Palavras-chave: Arquivos Brasileiros de Psicotécnica; História da Psicologia; Psicólogo; Profissão; Formação.


ABSTRACT

This article intends to discuss the publications in the Journal Arquivos Brasileiros de Psicotécnica (ABP) that deal with the training of the psychologist and the regulation of the profession of psychologist in Brazil, aiming to contribute to a better understanding of the knowledge, practices and influence that appeared in the ABP volumes. Our temporal selection for the 12 articles analyzed included the period between the creation of the ABP by the Institute of Professional Guidance and Selection (ISOP) in 1949 and the year of publication of Law Nº 4,119 in 1962. Important issues were presented in the ABP, such as psychotechnology, professional guidance, educational guidance, educational psychology, clinical psychology, professional ethics, training in psychology and especially contributions to regulate the profession. The ABP was an important publication for the scientific, academic and political debate on Psychology.

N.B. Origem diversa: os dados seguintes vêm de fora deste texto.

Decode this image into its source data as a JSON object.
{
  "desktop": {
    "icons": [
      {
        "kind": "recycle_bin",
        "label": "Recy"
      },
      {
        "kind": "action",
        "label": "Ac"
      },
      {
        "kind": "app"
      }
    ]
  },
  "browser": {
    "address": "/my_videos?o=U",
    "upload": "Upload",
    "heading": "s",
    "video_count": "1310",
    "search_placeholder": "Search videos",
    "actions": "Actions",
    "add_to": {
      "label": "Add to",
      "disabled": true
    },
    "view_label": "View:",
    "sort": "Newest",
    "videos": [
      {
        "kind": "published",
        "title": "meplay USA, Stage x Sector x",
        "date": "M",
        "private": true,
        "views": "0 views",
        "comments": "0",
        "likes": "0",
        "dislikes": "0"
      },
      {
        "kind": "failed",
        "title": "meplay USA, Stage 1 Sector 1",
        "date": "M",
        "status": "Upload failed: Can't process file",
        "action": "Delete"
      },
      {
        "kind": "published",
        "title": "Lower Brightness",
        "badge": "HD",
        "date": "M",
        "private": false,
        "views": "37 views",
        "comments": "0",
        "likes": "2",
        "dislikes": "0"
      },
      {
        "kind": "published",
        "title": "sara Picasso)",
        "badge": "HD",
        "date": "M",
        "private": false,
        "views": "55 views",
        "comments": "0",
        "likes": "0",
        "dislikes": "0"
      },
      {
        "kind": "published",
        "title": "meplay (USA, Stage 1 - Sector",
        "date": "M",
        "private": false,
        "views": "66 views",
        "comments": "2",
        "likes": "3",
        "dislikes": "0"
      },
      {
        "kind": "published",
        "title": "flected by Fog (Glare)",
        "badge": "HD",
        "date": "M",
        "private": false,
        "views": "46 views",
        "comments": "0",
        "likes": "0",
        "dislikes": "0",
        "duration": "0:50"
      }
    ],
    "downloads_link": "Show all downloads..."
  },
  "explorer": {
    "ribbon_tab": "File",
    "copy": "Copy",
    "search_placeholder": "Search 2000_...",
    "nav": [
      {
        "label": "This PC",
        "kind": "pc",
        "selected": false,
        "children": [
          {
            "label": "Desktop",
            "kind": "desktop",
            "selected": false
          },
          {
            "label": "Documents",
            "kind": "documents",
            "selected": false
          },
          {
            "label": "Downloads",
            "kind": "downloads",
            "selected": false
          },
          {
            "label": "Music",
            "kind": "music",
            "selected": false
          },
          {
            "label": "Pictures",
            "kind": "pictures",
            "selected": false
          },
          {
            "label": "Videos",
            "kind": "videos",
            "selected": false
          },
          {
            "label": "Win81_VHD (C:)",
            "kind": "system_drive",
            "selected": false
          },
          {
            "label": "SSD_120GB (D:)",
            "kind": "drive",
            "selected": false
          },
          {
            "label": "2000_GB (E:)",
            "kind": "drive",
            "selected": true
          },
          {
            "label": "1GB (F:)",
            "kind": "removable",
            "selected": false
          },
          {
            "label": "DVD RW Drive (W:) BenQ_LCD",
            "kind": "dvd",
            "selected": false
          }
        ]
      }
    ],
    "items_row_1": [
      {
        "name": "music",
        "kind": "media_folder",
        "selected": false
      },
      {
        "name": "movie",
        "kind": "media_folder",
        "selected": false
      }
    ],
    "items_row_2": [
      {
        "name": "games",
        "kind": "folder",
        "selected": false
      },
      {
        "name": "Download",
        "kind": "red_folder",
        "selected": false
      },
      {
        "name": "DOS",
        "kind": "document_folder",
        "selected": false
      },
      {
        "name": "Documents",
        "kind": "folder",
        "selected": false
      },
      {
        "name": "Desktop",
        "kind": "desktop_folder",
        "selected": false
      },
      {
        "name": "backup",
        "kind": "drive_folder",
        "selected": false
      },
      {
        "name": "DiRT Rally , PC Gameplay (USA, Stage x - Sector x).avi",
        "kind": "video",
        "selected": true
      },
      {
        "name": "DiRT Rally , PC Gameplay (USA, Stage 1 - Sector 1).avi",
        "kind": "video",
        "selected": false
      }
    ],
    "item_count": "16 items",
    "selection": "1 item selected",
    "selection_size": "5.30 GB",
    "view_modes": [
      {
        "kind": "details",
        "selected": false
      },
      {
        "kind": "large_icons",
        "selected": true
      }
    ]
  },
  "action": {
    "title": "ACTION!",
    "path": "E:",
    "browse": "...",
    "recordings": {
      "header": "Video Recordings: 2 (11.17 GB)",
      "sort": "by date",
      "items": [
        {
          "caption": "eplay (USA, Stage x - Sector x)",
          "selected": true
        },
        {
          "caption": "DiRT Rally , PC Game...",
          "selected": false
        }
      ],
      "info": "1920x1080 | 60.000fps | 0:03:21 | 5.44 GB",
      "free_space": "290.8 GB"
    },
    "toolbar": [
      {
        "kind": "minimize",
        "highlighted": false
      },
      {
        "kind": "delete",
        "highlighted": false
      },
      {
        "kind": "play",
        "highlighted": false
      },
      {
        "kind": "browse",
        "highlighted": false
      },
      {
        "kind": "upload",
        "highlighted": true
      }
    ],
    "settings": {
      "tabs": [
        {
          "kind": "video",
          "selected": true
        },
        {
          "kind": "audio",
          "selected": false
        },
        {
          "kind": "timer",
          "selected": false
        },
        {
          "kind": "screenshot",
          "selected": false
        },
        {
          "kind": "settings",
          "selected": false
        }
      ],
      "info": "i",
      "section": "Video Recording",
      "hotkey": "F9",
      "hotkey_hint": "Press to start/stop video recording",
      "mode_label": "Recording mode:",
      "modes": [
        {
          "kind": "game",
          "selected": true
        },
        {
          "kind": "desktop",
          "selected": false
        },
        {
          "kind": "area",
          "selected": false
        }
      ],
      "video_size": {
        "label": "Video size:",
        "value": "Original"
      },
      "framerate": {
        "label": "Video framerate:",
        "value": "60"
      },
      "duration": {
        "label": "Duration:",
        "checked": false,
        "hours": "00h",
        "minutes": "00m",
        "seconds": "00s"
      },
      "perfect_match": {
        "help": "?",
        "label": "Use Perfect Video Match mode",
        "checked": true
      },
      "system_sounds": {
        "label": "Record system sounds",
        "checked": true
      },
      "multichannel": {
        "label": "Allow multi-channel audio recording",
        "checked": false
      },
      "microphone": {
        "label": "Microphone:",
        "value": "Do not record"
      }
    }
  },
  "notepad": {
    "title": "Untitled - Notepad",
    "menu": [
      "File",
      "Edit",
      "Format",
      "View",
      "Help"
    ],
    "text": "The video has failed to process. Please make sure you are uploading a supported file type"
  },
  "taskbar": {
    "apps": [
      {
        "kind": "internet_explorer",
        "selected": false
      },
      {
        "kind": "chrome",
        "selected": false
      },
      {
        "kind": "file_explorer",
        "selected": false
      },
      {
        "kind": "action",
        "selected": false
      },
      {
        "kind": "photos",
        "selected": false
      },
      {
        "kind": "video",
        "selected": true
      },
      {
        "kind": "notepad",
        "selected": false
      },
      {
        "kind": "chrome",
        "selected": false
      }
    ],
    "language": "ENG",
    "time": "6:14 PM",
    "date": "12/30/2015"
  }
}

Keywords: Arquivos Brasileiros de Psicotécnica; History of psychology; Psychologist; Profession; Training.


RESUMEN

Este artículo tiene como objetivo discutir las publicaciones en los Archivos Brasileños de Psicotecnia (ABP) que tratan sobre la formación del psicólogo y la regulación de la profesión de psicólogo en Brasil, pretendiendo contribuir a una mejor comprensión del conocimiento, las prácticas y la influencia que aparecieron en los volúmenes de ABP. Nuestro marco temporal para la selección de los 12 artículos analizados comprendió el período entre la creación del ABP por el Instituto de Selección y Orientación Profesional (ISOP) en 1949 y el año de la publicación de la Ley n° 4.119 en 1962. En el ABP se presentaron temas importantes, como psicotecnia, orientación vocacional, orientación educativa, psicología educativa, psicología clínica, ética profesional, capacitación en psicología y, especialmente, contribuciones para regular la profesión. El ABP fue una publicación importante para el debate científico, académico y político de la psicología.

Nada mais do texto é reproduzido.